Reimagine, not derail, Pakistan

Provinces are not fully exploiting the potential of their own sources of revenue


Dr Pervez Tahir March 10, 2023

A recent tweet by veteran journalist Abbas Nasir points towards a tendency that refuses to go away. He says: “Ever since Miftah Ismail started to raise questions about the NFC award, the glue that binds the federation together, I am a bit concerned about where he will take us.” Technocrats have a problem. They think they have the economic solutions but the politicians do not have the will to execute. A technocratic setup backed up by brute authority to implement long-delayed, hard decisions is seen as the way forward. Miftah Ismail, one had thought, was a technocrat who had been groomed enough in politics to appreciate that economic solutions have to be negotiated between the stakeholders for their long-term sustainability. But his utterances on the 7th NFC and provincial autonomy raise doubts about real intentions behind the Reimagine Pakistan agenda. If reimagining means reopening the settled issues rather than resolving the neglected issues, the agenda might derail Pakistan.
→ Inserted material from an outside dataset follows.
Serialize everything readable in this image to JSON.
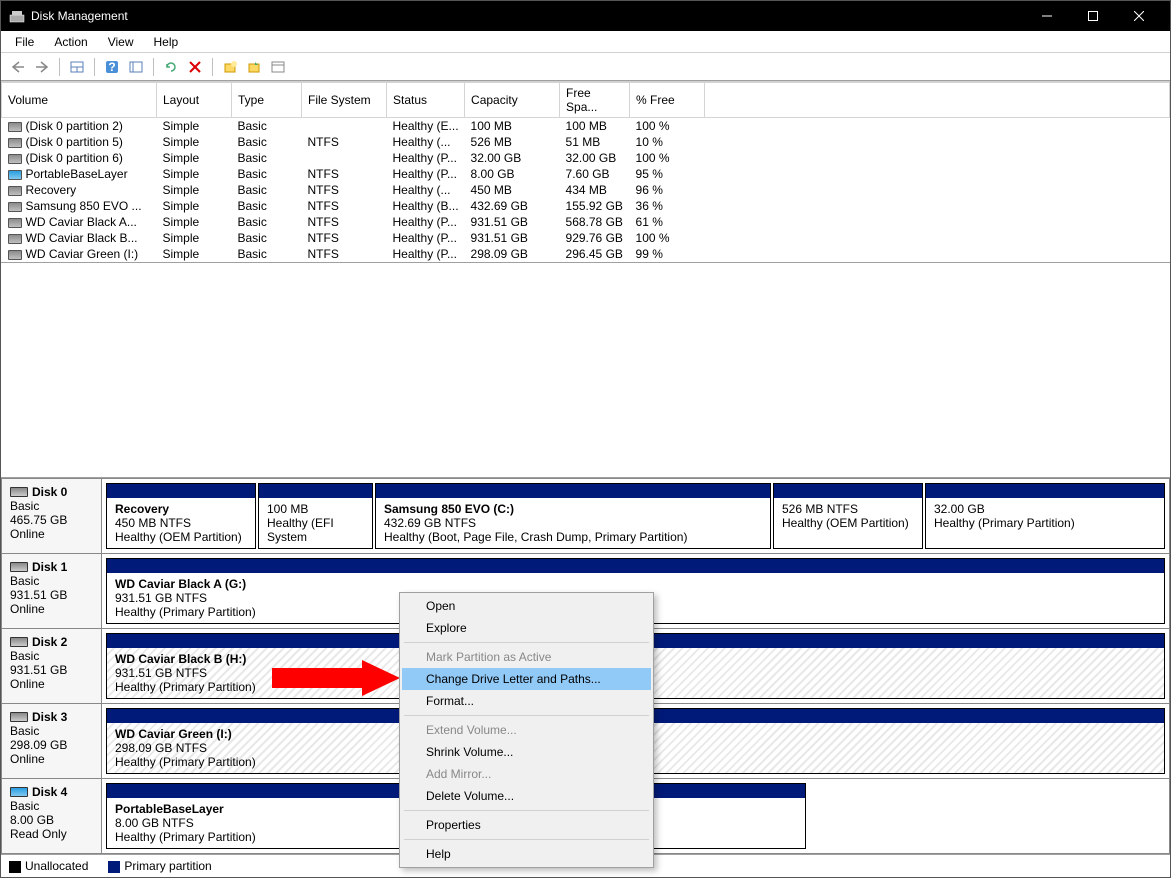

Within two decades of the country’s emergence, the failure to negotiate in the political arena resulted in the 1971 catastrophe. Political engagement in 1973 and in 2010 has ensured five decades of stability.

Like Imran Khan and his handlers, Miftah thinks that the federal fiscal woes are the result of the larger share of resources passed on to the provinces under the 7th NFC. Far from it. The federal government had committed to increase the tax to GDP ratio to 15% at the time of signing up on the 7th NFC. It miserably failed to do that. Tax to GDP ratio of federally collected taxes has actually declined from 9.7% in FY2010 to 9.2% in FY22. On the other hand, the provincial taxes have increased from 0.3% to 0.9% of GDP. The overall tax to GDP ratio remains low at 10.1%. Federal spending only declined from 13.6% of GDP in FY10 to 13.1% in FY22. In keeping with the significant reduction in the number of federal subjects following the 18th amendment, the reduction in the federal spending should have been much more.
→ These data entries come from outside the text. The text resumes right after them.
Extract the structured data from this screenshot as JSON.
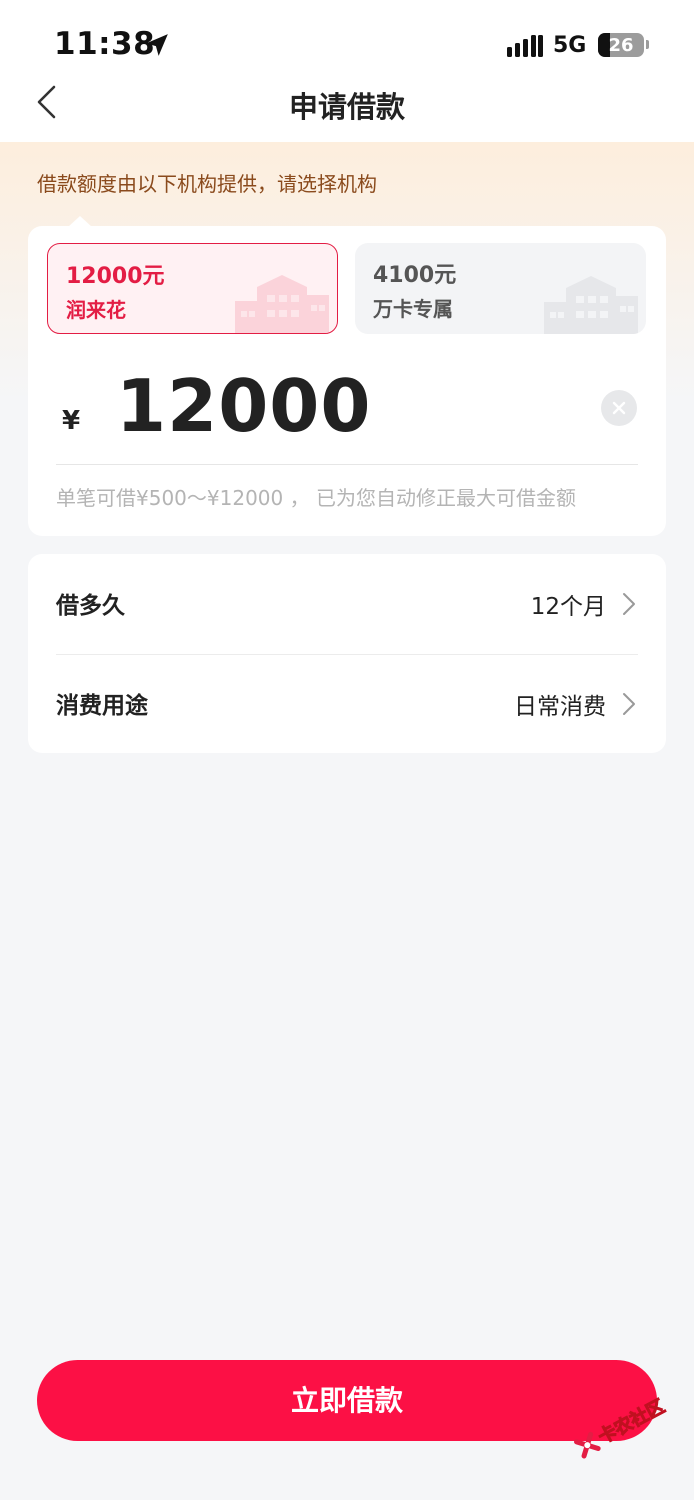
{
  "status_bar": {
    "time": "11:38",
    "network": "5G",
    "battery_level": "26",
    "icons": [
      "location-arrow-icon",
      "signal-bars-icon",
      "battery-icon"
    ]
  },
  "nav": {
    "title": "申请借款",
    "back_icon": "chevron-left-icon"
  },
  "notice": "借款额度由以下机构提供，请选择机构",
  "institutions": [
    {
      "amount": "12000元",
      "name": "润来花",
      "selected": true
    },
    {
      "amount": "4100元",
      "name": "万卡专属",
      "selected": false
    }
  ],
  "loan": {
    "currency_symbol": "¥",
    "amount": "12000",
    "hint": "单笔可借¥500～¥12000 ， 已为您自动修正最大可借金额"
  },
  "options": [
    {
      "label": "借多久",
      "value": "12个月"
    },
    {
      "label": "消费用途",
      "value": "日常消费"
    }
  ],
  "submit_label": "立即借款",
  "watermark": "卡农社区",
  "colors": {
    "accent": "#fc1045",
    "selected_border": "#e31d44",
    "notice_text": "#8a4a1c",
    "background": "#f5f6f8"
  }
}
It is true that the provinces are not fully exploiting the potential of their own sources of revenue. The increase noted above has come mainly from the GST on services, a new source due to the 18 amendment. Agricultural income falling in their domain remains massively undertaxed. The collection is no more than a few billion rupees. Property tax, which is the third largest tax in other countries, yields just a little more than the agricultural income. Property tax truly belongs to the local governments. Despite Article 140A included under the 18th Amendment to ensure elected local governments for effective service delivery, the provincial governments have shied from transferring power and responsibility to them.
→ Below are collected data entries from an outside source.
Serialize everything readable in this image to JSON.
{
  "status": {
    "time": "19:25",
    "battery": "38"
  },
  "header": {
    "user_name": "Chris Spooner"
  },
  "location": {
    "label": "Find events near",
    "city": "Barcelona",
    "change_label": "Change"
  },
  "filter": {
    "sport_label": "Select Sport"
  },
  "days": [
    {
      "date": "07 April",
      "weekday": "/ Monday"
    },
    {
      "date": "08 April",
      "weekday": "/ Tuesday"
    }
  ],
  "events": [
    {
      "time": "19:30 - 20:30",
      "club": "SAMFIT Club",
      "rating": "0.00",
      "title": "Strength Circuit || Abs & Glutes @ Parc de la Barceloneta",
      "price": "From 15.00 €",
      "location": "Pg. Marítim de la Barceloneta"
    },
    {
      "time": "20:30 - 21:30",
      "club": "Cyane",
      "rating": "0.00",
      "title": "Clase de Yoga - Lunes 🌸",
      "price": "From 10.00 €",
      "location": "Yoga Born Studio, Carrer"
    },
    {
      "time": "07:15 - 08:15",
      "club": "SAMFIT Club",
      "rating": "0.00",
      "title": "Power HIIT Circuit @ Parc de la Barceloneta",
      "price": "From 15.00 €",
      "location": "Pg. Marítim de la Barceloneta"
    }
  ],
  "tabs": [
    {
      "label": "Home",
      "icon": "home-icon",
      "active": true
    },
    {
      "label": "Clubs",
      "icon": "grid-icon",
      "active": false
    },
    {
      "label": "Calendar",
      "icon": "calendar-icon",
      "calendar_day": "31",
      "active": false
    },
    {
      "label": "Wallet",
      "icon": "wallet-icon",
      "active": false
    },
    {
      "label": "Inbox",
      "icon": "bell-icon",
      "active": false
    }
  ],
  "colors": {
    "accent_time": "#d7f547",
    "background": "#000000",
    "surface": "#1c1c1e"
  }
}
Miftah is right in saying that “I want true federalism & powers devolved to local levels, so that power isn’t concentrated in provincial capitals either. But where I want provinces to have authority, I want them to have responsibility to raise a larger part of their own revenues.” But they have nothing to do with a crisis created by the federal government’s gross economic mismanagement. In fact, they suffer as a result of the budgetary surpluses forced on them by the federal government. In the present crisis, the immediate action for the federal government is to reduce expenditures and tax expenditures. But it has chosen the tax side and the measures taken are the usual pack of imposing pricking pain on the existing tax payers. Reimagining tax structure including a single tax authority should address Miftah’s concern.

Published in The Express Tribune, March 10th, 2023.